The livers were visualized as normal in the control groups (Fig. 4). Three animals died in this group before completing the study and were hence excluded from the study. Inhalation anesthetics have brought along organ toxicity ever since they have been in use with preponderance of liver and kidney toxicities. The liver was the first organ to be considered as it is the site of metabolization of inhalation anesthetics (Miller et al., 2000). The spectrum of hepatotoxicity due to inhalation anesthetics changes from mild hepatic dysfunction to massive hepatic failure. The causes may be hepatocellular damage, cholestasis, changes in the bilirubin metabolism and immunological effects. It is difficult to consider hepatotoxicity to be definitely due to inhalation agents. All anesthetic techniques contribute to hepatic dysfunction by decreasing the hepatic blood flow. The hepatic blood flow is affected to a greater extent by the site of surgery than the anesthetic agent or technique. Human studies have reported that desflurane is not toxic to the liver (Miller et al., 2000). In another study with volunteers (Weiskopf et al., 1992), it was reported that long-term and high concentration desflurane use did not cause hepatic injury. However, fulminant hepatites were reported in 3 cases receiving desflurane anesthesia (Berghaus et al., 1999; Tung et al., 2005; Martin et al., 1995), however, it was reported that these patients underwent previous general anesthesia for various reasons. The toxicity was hypothesized to be due to hypersensitivity to halothane and trifluoroacetic acid which is the metabolite of desflurane and serum antibodies that had developed against hepatic microsomal proteins. However, there is scarce data on humans and animals to support this hypothesis (Berghaus et al., 1999; Tung et al., 2005; Martin et al., 1995; Ghantous et al., 1991). Histopathological changes in the liver tissue were found in the study with the light microscopes in all study groups. However, it was commented by a pathologist that although, these findings were significant when compared to the control group, they had no clinical significance.

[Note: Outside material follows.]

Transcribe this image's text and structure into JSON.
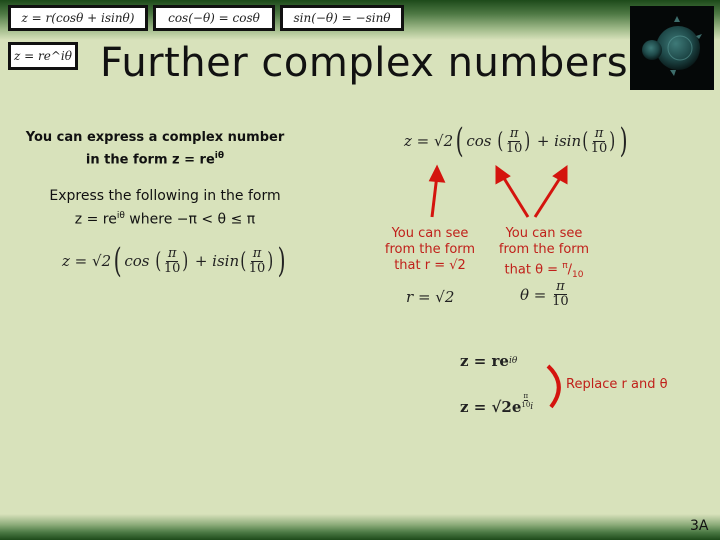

Inhalation anesthetics reduce the urinary flow, GFR, renal blood flow and electrolyte excretion by depressing the renal functions. These changes are usually secondary to cardiovascular, sympathetic and endocrine systems and are usually reversible in the short-term following surgery and anesthesia (Miller et al., 2000). No nephrotoxicity could be demonstrated in clinical studies with desflurane. This has been attributed to the extreme resistance of desflurane to defluoration and to the non-increased concentrations during the surgical procedure. Thus, desflurane is not considered to cause renal damage (Miller et al., 2000; Weiskopf et al., 1992; El-Eger et al., 1997a, b). Histopathological changes in the kidney tissue were found in the study with the light microscope in all study groups. However, it was commented by a pathologist that although these findings were significant when compared to the control group, they were of no clinical significance.

CONCLUSION

In this study, although desflurane caused cellular changes in the liver and kidney tissues, this had no clinical significance. However, further studies are required to support these findings.